This is the trouble with prospecting. Not that they were scorching hot since revelations of PED use came to light many months ago, but Ryan Braun baseball cards were pronounced dead Monday afternoon. You might have the odd duck who sees some poor sap selling Braun rookie cards cheap and buys them anticipating a bounce back that won’t ever happen, but for the most part, Braun cards have gone into the Barry Bonds/Mark McGwire/Rafael Palmeiro abyss. You can put them on eBay. You can price them cheap. But they’re not moving. Even if Braun never tests positive for anything again and puts up monster numbers, he’s tainted for life.
It used to be—back in the days of Fernando Mania and Joe Charboneau and Kevin Maas– that the only thing you had to worry about when buying current era cards on speculation was that the player would either 1) not live up to the hype or 2) suffer a career-thwarting injury.
Now, steroids or PEDs or whatever unnatural stuff gets put into a body can tarnish a player’s reputation, if not his stats. Forever. To many people it doesn’t matter that Bonds hit more home runs than any player in history. He’s assumed to be guilty of cheating on Hank Aaron and that is enough to send his collectible value on a slow train out of town. Hobby history is littered with the disappointment of so many young players that to add chemicals to the mix of possible derailments seems almost unfair.
Since rookie cards became the rage in the early to mid-1980s, every season has had its booms and busts. For every Cal Ripken Jr. there’s a Brien Taylor.
When a player is active, there’s more of a chance than ever that the roof will cave in. A few years ago, Alex Rodriguez signed a contract that provided bonuses when he reached certain career milestones on the expectation that the Yankees would sell enough memorabilia from those events to cover the cost and then some. It seemed shrewd at the time. Now, it seems completely ridiculous.
It’s why vintage collectors scoff at those who chase rookie autos. The payoff can be enormous if you pick a lucky pack or happen to choose a player who makes it big. The losses can be huge.
Braun?

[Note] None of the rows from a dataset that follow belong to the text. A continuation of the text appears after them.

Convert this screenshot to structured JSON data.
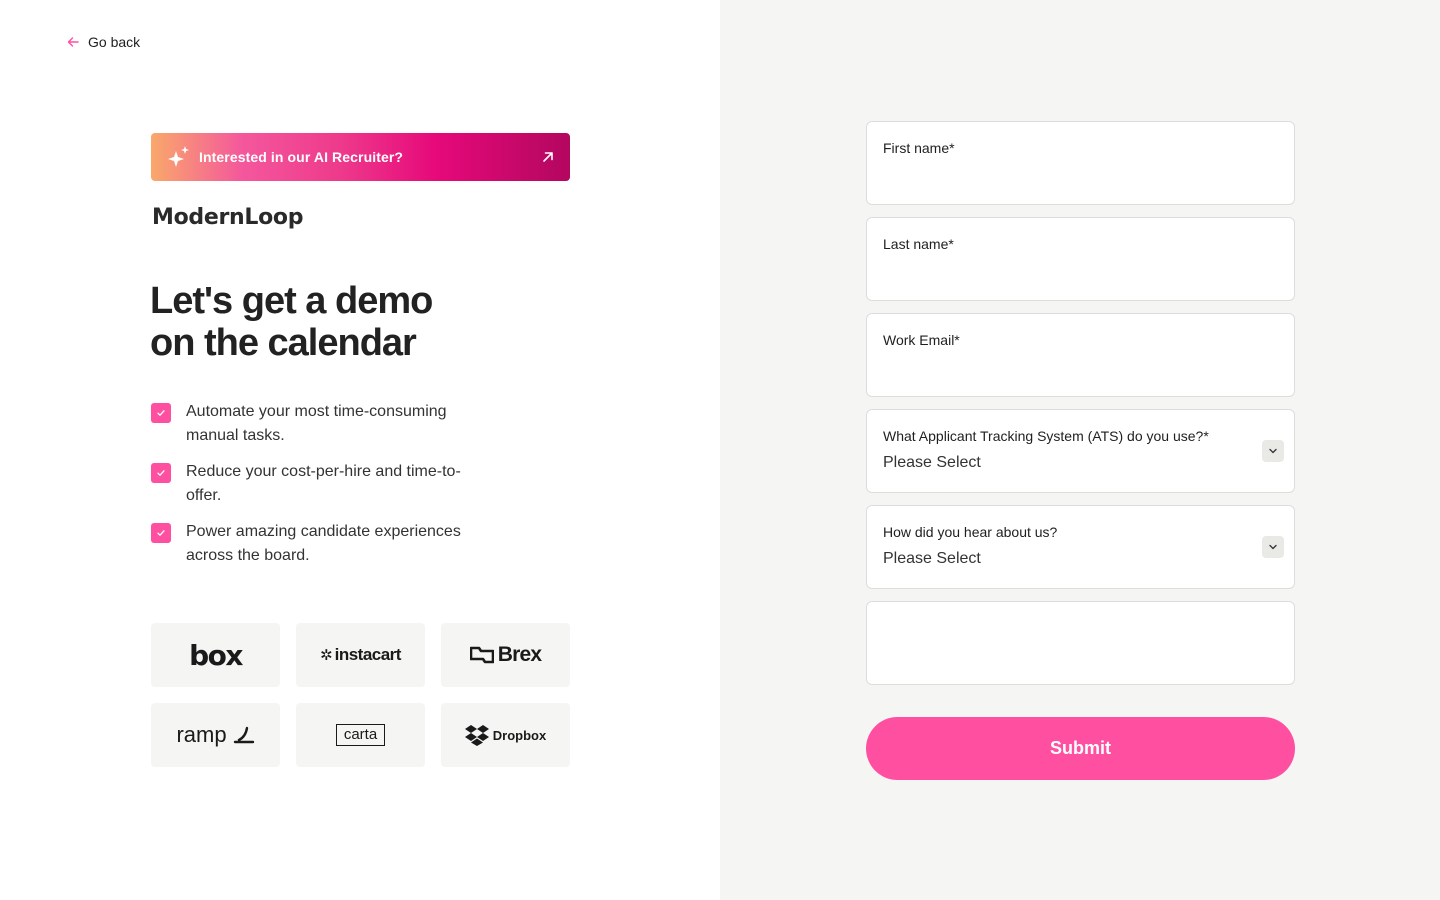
{
  "nav": {
    "back_label": "Go back"
  },
  "promo": {
    "text": "Interested in our AI Recruiter?"
  },
  "brand": {
    "name": "ModernLoop"
  },
  "hero": {
    "line1": "Let's get a demo",
    "line2": "on the calendar"
  },
  "benefits": [
    "Automate your most time-consuming manual tasks.",
    "Reduce your cost-per-hire and time-to-offer.",
    "Power amazing candidate experiences across the board."
  ],
  "customers": {
    "box": "box",
    "instacart": "instacart",
    "brex": "Brex",
    "ramp": "ramp",
    "carta": "carta",
    "dropbox": "Dropbox"
  },
  "form": {
    "first_name_label": "First name*",
    "last_name_label": "Last name*",
    "email_label": "Work Email*",
    "ats_label": "What Applicant Tracking System (ATS) do you use?*",
    "ats_value": "Please Select",
    "source_label": "How did you hear about us?",
    "source_value": "Please Select",
    "submit_label": "Submit"
  },
  "colors": {
    "accent": "#ff4fa0",
    "panel": "#f5f5f3"
  }
}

He had only five real rookie cards in 2005. A couple of years ago, when it became “obvious” he was on the path to a Hall of Fame career, those cards seemed like a sure bet. Some paid hundreds for high grade Braun autographed cards—not a bad price for a small market player.

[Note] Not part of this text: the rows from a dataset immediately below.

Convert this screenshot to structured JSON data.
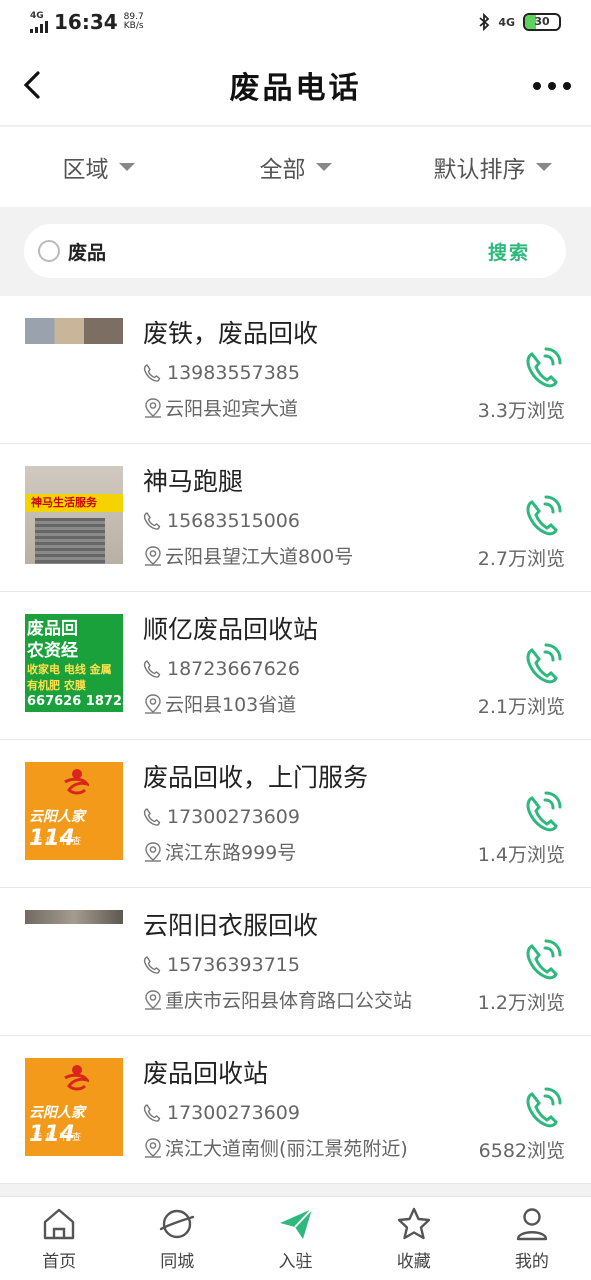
{
  "status_bar": {
    "network": "4G",
    "time": "16:34",
    "speed_value": "89.7",
    "speed_unit": "KB/s",
    "network_right": "4G",
    "battery": "30"
  },
  "header": {
    "title": "废品电话"
  },
  "filters": [
    {
      "label": "区域"
    },
    {
      "label": "全部"
    },
    {
      "label": "默认排序"
    }
  ],
  "search": {
    "value": "废品",
    "button_label": "搜索"
  },
  "listings": [
    {
      "name": "废铁，废品回收",
      "phone": "13983557385",
      "address": "云阳县迎宾大道",
      "views": "3.3万浏览"
    },
    {
      "name": "神马跑腿",
      "phone": "15683515006",
      "address": "云阳县望江大道800号",
      "views": "2.7万浏览",
      "sign_text": "神马生活服务"
    },
    {
      "name": "顺亿废品回收站",
      "phone": "18723667626",
      "address": "云阳县103省道",
      "views": "2.1万浏览"
    },
    {
      "name": "废品回收，上门服务",
      "phone": "17300273609",
      "address": "滨江东路999号",
      "views": "1.4万浏览",
      "logo_text": "云阳人家",
      "logo_num": "114",
      "logo_sub": "无所不查"
    },
    {
      "name": "云阳旧衣服回收",
      "phone": "15736393715",
      "address": "重庆市云阳县体育路口公交站",
      "views": "1.2万浏览"
    },
    {
      "name": "废品回收站",
      "phone": "17300273609",
      "address": "滨江大道南侧(丽江景苑附近)",
      "views": "6582浏览",
      "logo_text": "云阳人家",
      "logo_num": "114",
      "logo_sub": "无所不查"
    }
  ],
  "tabbar": [
    {
      "label": "首页",
      "icon": "home-icon"
    },
    {
      "label": "同城",
      "icon": "planet-icon"
    },
    {
      "label": "入驻",
      "icon": "paper-plane-icon"
    },
    {
      "label": "收藏",
      "icon": "star-icon"
    },
    {
      "label": "我的",
      "icon": "user-icon"
    }
  ],
  "colors": {
    "accent": "#2db97d",
    "active_tab": "#2db97d"
  }
}
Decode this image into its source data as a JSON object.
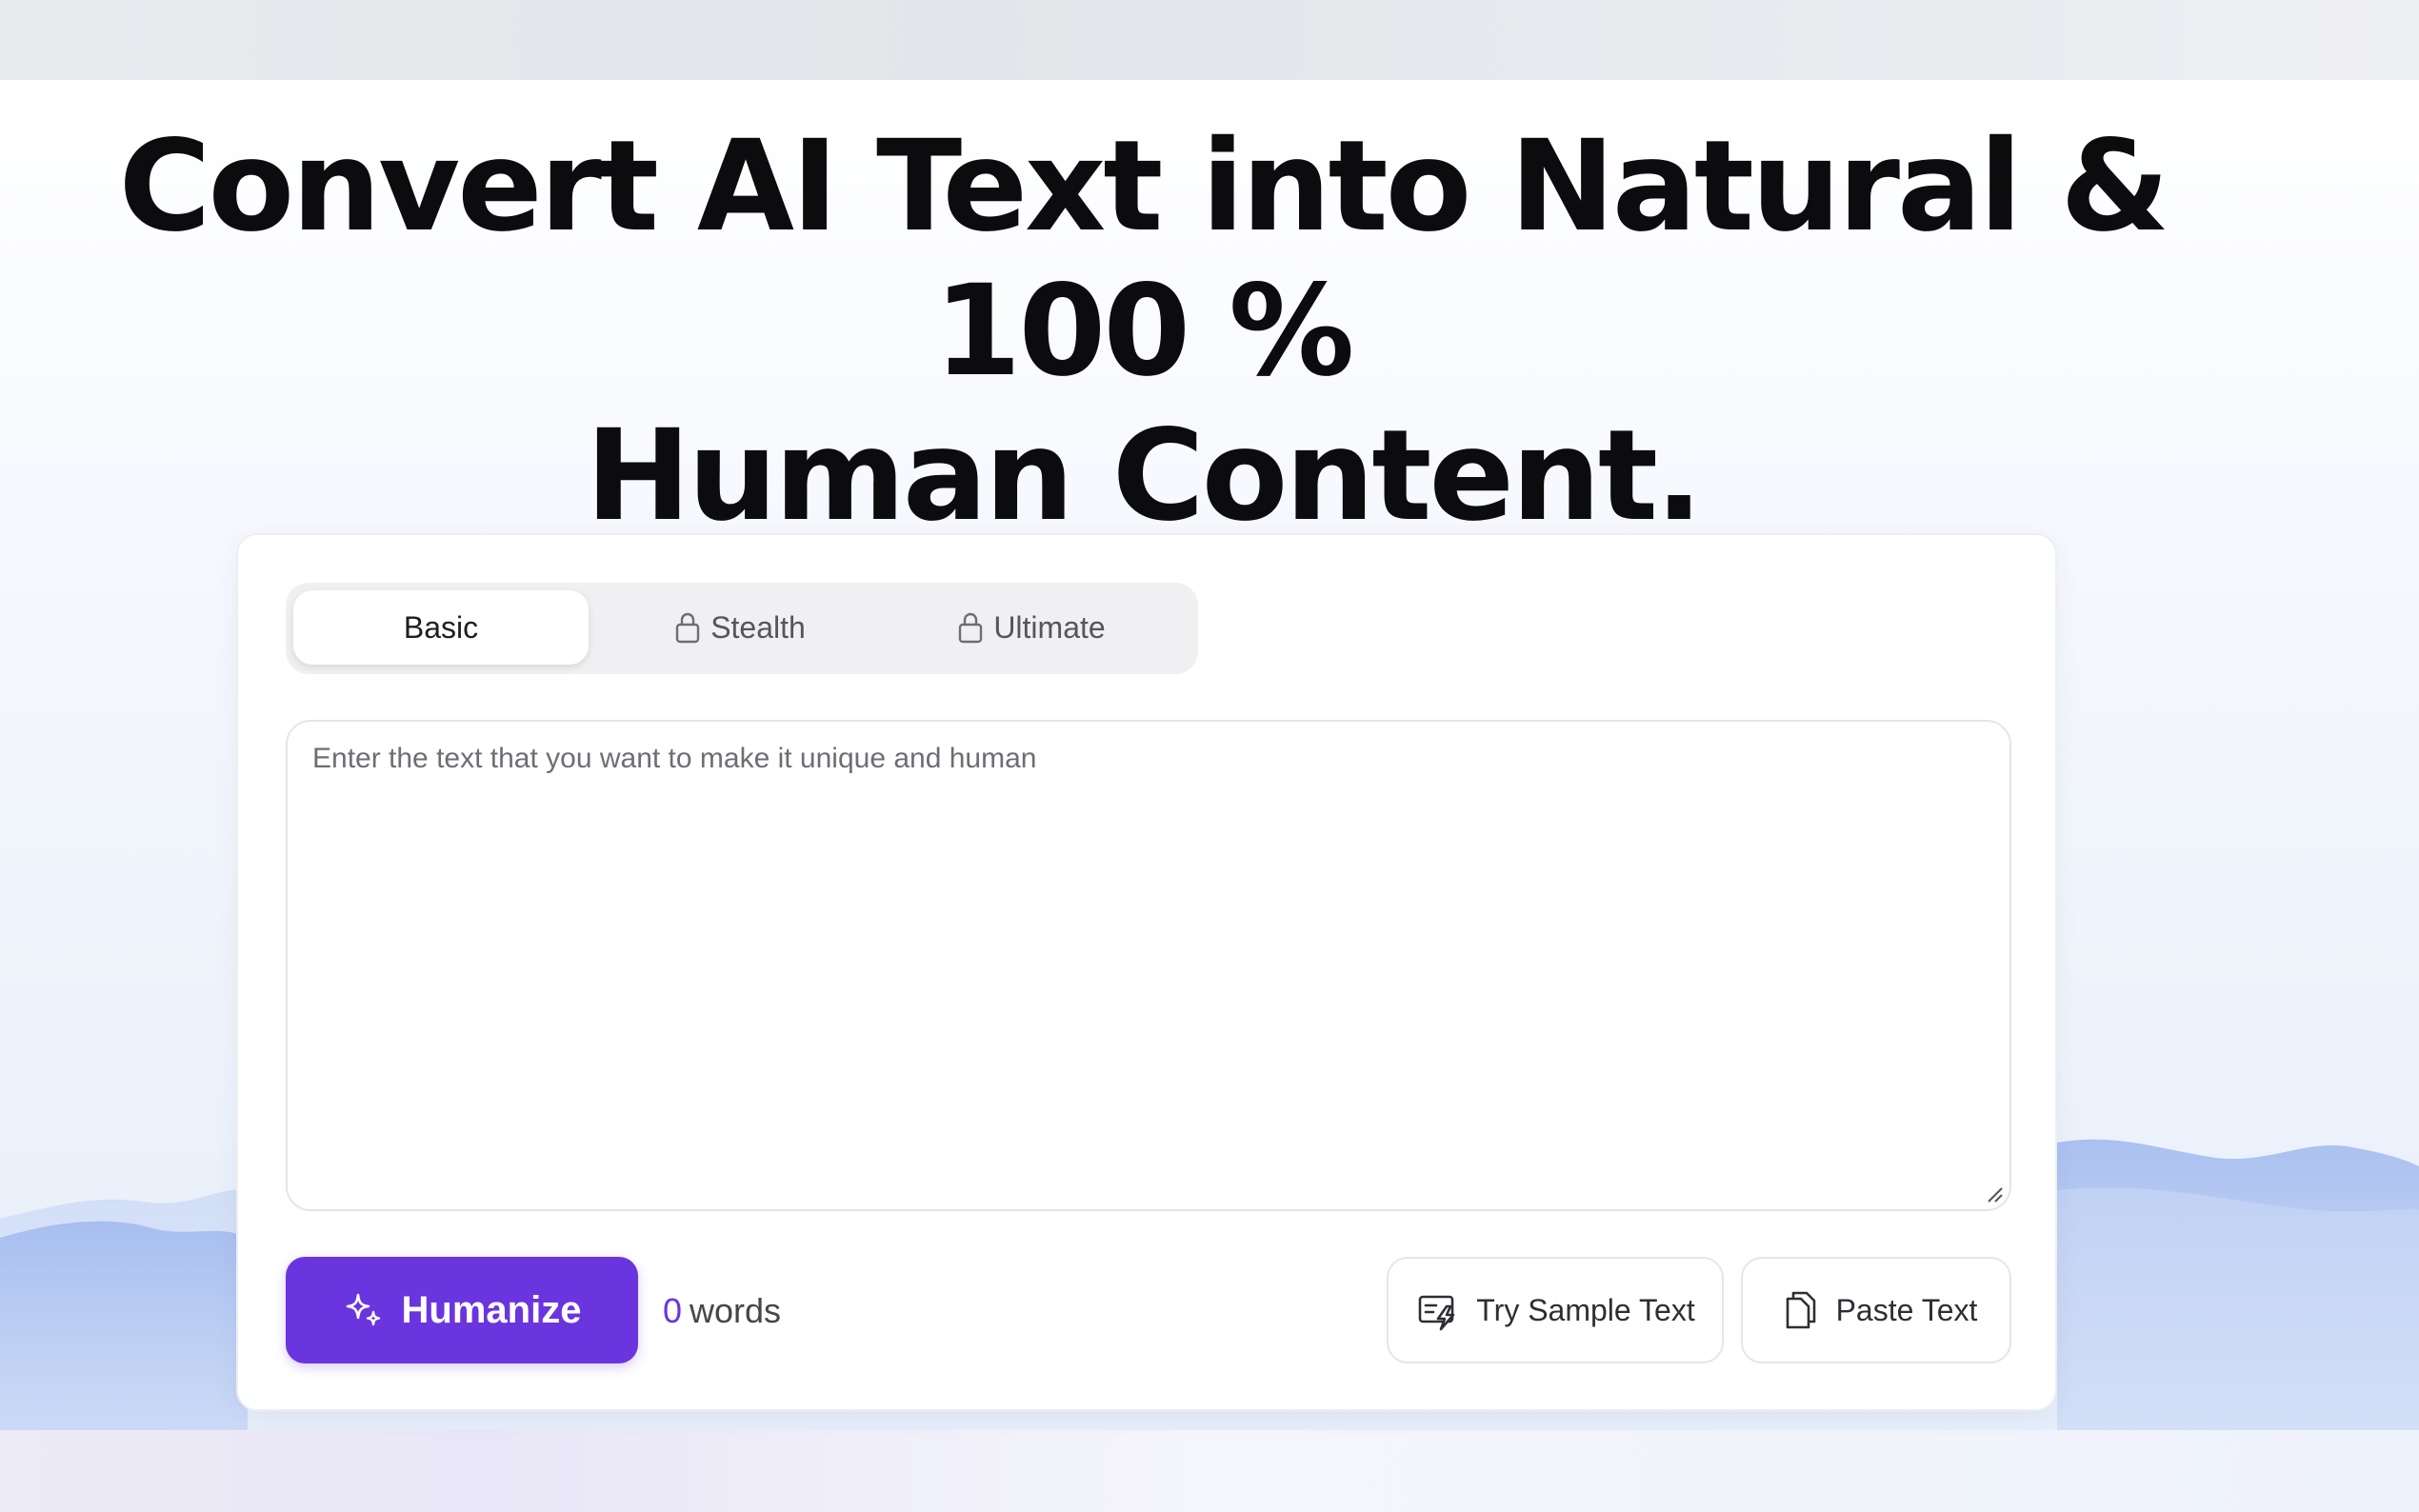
{
  "hero": {
    "headline_line1": "Convert AI Text into Natural & 100 %",
    "headline_line2": "Human Content."
  },
  "tabs": [
    {
      "label": "Basic",
      "active": true,
      "locked": false
    },
    {
      "label": "Stealth",
      "active": false,
      "locked": true
    },
    {
      "label": "Ultimate",
      "active": false,
      "locked": true
    }
  ],
  "editor": {
    "placeholder": "Enter the text that you want to make it unique and human",
    "value": ""
  },
  "actions": {
    "humanize_label": "Humanize",
    "word_count": "0",
    "word_count_unit": "words",
    "sample_label": "Try Sample Text",
    "paste_label": "Paste Text"
  },
  "colors": {
    "accent": "#6a35df",
    "headline": "#0c0c0e",
    "card_bg": "#ffffff",
    "mountain": "#9db7ee"
  },
  "icons": {
    "humanize": "sparkle-icon",
    "tab_lock": "lock-icon",
    "sample": "sample-text-icon",
    "paste": "copy-icon"
  }
}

In the meantime, vintage Babe Ruths and Mickey Mantles and certain pre-World War II cards in high grade have been soaring. It’s because collectors and more importantly, those entering the hobby for the first time, have come to realize that the old cardboard market is less complicated, more stable, more promising and more limited. Does it take more cash as well? Many times, yes. And if you’re not that into the historical part of the game, it may not be as much fun. The Babe isn’t hitting any more homers.
Trouble is, no matter how many more Braun and Alex Rodriguez hit, it isn’t going to matter.